Linux Nvidia: NVRM: GPU at 0000:01:00.0 Has Fallen Off The Bus Error and Solution

by on February 21, 2012 · 14 comments· LAST UPDATED July 7, 2012

in ,

I'm using NVIDIA UNIX x86_64 Kernel Module version (driver) 280.13 under Debian 64 bit Linux with Linux kernel 2.6.32-5-amd64 x86_64. However, I'm getting the following errors in my /var/log/messages file

Feb 13 05:53:39 wks01 kernel: [26652.425207] NVRM: GPU at 0000:01:00.0 has fallen off the bus.
Feb 14 03:59:14 wks01 kernel: [39846.244283] NVRM: GPU at 0000:01:00.0 has fallen off the bus.
Feb 17 04:47:32 wks01 kernel: [35237.485871] NVRM: GPU at 0000:01:00.0 has fallen off the bus.
Feb 18 06:53:19 wks01 kernel: [49298.937949] NVRM: GPU at 0000:01:00.0 has fallen off the bus.
Feb 19 06:14:01 wks01 kernel: [28508.567838] NVRM: GPU at 0000:01:00.0 has fallen off the bus.

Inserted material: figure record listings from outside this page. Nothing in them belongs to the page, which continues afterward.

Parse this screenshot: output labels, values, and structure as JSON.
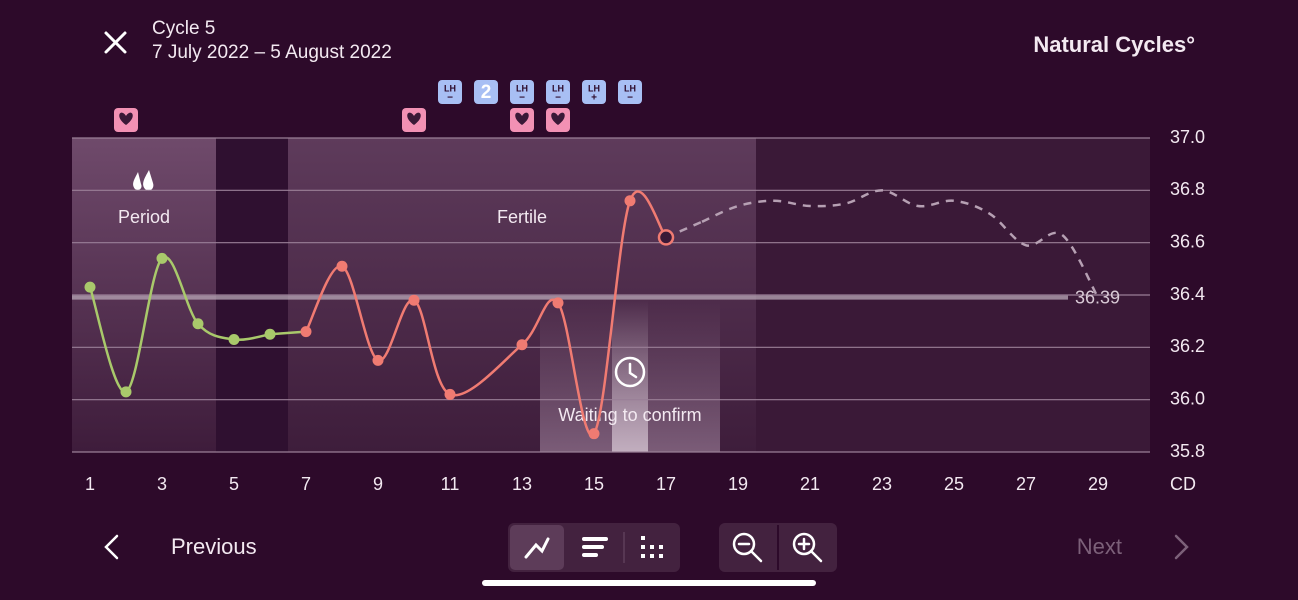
{
  "header": {
    "cycle": "Cycle 5",
    "dates": "7 July 2022 – 5 August 2022",
    "brand": "Natural Cycles°"
  },
  "chart_data": {
    "type": "line",
    "xlim": [
      0.5,
      30.5
    ],
    "ylim": [
      35.8,
      37.0
    ],
    "xticks": [
      1,
      3,
      5,
      7,
      9,
      11,
      13,
      15,
      17,
      19,
      21,
      23,
      25,
      27,
      29
    ],
    "yticks": [
      35.8,
      {
        "value": 36,
        "label": "36.0"
      },
      36.2,
      36.4,
      36.6,
      36.8,
      {
        "value": 37,
        "label": "37.0"
      }
    ],
    "x_label": "CD",
    "grid": true,
    "series": [
      {
        "color": "#a9c96b",
        "x": [
          1,
          2,
          3,
          4,
          5,
          6
        ],
        "values": [
          36.43,
          36.03,
          36.54,
          36.29,
          36.23,
          36.25
        ]
      },
      {
        "color": "#f07b72",
        "x": [
          7,
          8,
          9,
          10,
          11,
          13,
          14,
          15,
          16,
          17
        ],
        "values": [
          36.26,
          36.51,
          36.15,
          36.38,
          36.02,
          36.21,
          36.37,
          35.87,
          36.76,
          36.62
        ]
      },
      {
        "color": "#b6a0b3",
        "dashed": true,
        "x": [
          18,
          19,
          20,
          21,
          22,
          23,
          24,
          25,
          26,
          27,
          28,
          29
        ],
        "values": [
          36.68,
          36.74,
          36.76,
          36.74,
          36.75,
          36.8,
          36.74,
          36.76,
          36.71,
          36.59,
          36.63,
          36.39
        ]
      }
    ],
    "average": 36.39,
    "today": 17,
    "phases": [
      {
        "label": "Period",
        "start": 0.5,
        "end": 4.5
      },
      {
        "label": "Fertile",
        "start": 6.5,
        "end": 19.5
      }
    ],
    "waiting": {
      "label": "Waiting to confirm",
      "start": 13.5,
      "end": 18.5
    },
    "hearts": [
      2,
      10,
      13,
      14
    ],
    "lh_tests": [
      {
        "day": 11,
        "label": "LH",
        "result": "−"
      },
      {
        "day": 12,
        "label": "2"
      },
      {
        "day": 13,
        "label": "LH",
        "result": "−"
      },
      {
        "day": 14,
        "label": "LH",
        "result": "−"
      },
      {
        "day": 15,
        "label": "LH",
        "result": "+"
      },
      {
        "day": 16,
        "label": "LH",
        "result": "−"
      }
    ]
  },
  "footer": {
    "previous": "Previous",
    "next": "Next"
  }
}
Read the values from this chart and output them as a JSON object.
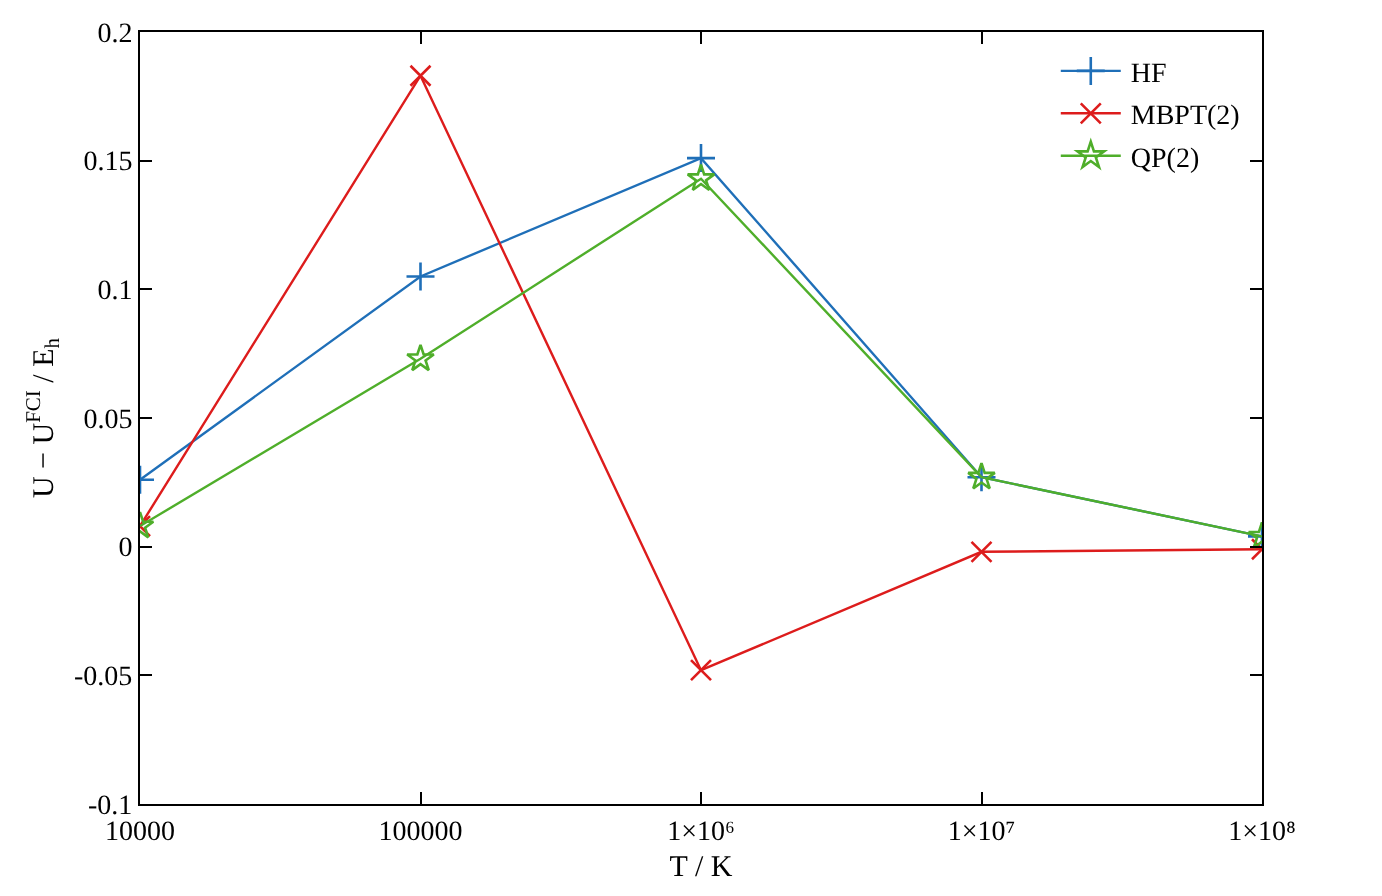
{
  "chart_data": {
    "type": "line",
    "xlabel": "T / K",
    "ylabel": "U − U$^{FCI}$ / E$_{h}$",
    "x": [
      10000,
      100000,
      1000000,
      10000000,
      100000000
    ],
    "xlim": [
      10000,
      100000000
    ],
    "log": "x",
    "xticks": [
      10000,
      100000,
      {
        "value": 1000000,
        "label": "1×10⁶"
      },
      {
        "value": 10000000,
        "label": "1×10⁷"
      },
      {
        "value": 100000000,
        "label": "1×10⁸"
      }
    ],
    "ylim": [
      -0.1,
      0.2
    ],
    "yticks": [
      -0.1,
      -0.05,
      0,
      0.05,
      0.1,
      0.15,
      0.2
    ],
    "legend": "top right",
    "series": [
      {
        "name": "HF",
        "color": "#1f6fb8",
        "marker": "cross",
        "values": [
          0.026,
          0.105,
          0.151,
          0.027,
          0.004
        ]
      },
      {
        "name": "MBPT(2)",
        "color": "#dd1c1c",
        "marker": "x",
        "values": [
          0.008,
          0.183,
          -0.048,
          -0.002,
          -0.001
        ]
      },
      {
        "name": "QP(2)",
        "color": "#4fae2a",
        "marker": "star",
        "values": [
          0.008,
          0.073,
          0.143,
          0.027,
          0.004
        ]
      }
    ]
  }
}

This error occurs randomly and my laptop goes in hard freez mode. The hard reboot is the only way to recover from complete freeze of my Dell M6500 Debian Linux based laptop. How do I fix this problem?

This issue is reported all over the places and most recommended solutions are as follows:

Install Latest Kernel Version and NVIDIA Driver

You need to update your kernel and install the latest NVIDIA Unix driver.

Put NVIDIA Driver In Persistence Mode

You need to set your GPU in persistence mode. From the man page:

A flag that indicates whether persistence mode is enabled for the GPU. Value is either "Enabled" or "Disabled". When persistence mode is enabled the NVIDIA driver remains loaded even when no active clients, such as X11 or nvidia-smi, exist. This minimizes the driver load latency associated with running dependent apps, such as CUDA programs. For all CUDA- capable products. Linux only.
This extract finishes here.